In other accidents involving Arabs in Area C, Israeli and "settler" ambulances rush to the scene to help, indicating who is telling the truth.. 

Earlier this year a 12-year old Palestinian Arab boy in the West Bank was internally decapitated when he was hit by an Arab car, and doctors in Israel performed an extremely rare and delicate surgery to save his life. 

A similar horrific accident as Milad's from 2017 where there was a 3-way collision between an armored Israeli bus, a Palestinian minibus and a Palestinian car saw a swarm of Magen David Adom ambulances and an IDF doctor on the scene within minutes trying to save lives. 

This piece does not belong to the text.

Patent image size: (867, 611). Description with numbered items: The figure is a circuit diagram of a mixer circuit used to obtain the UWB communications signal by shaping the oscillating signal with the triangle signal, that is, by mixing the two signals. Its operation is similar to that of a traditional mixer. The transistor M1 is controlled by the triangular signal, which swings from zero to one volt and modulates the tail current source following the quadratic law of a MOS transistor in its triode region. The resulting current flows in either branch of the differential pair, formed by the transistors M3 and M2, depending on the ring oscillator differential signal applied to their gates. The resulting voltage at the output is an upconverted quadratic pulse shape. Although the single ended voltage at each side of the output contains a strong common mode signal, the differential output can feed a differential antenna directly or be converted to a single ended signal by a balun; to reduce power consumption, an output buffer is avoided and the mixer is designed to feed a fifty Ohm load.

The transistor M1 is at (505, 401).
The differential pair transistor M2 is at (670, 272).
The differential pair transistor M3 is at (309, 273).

In 2017, in another fatal West Bank car accident, a nine month old Arab baby survived while his father was killed and his mother unconscious. The baby refused to drink from a bottle so the Israeli Jewish nurse volunteered to breastfeed him. She put out a call on Facebook asking for other volunteers and Jewish women from as far away as Haifa wanted to help.

The "Jewish supremacy" and "racism" that Thrall takes as a given is an anti-Israel paranoid fantasy. Jews, even "settlers," help Palestinian Arabs in trouble, all the time. 

In other words, the very basis of Nathan Thrall's book is built on lies. And that is how anti-Israel writers like Thrall and the reviewer work: not only will they only look at selected evidence that supports their thesis - they will twist counter-evidence to pretend it is evidence. 

This supposed microcosm of Israeli evil is anything but. The only malicious actors in this little drama are Nathan Thrall and David Shulman.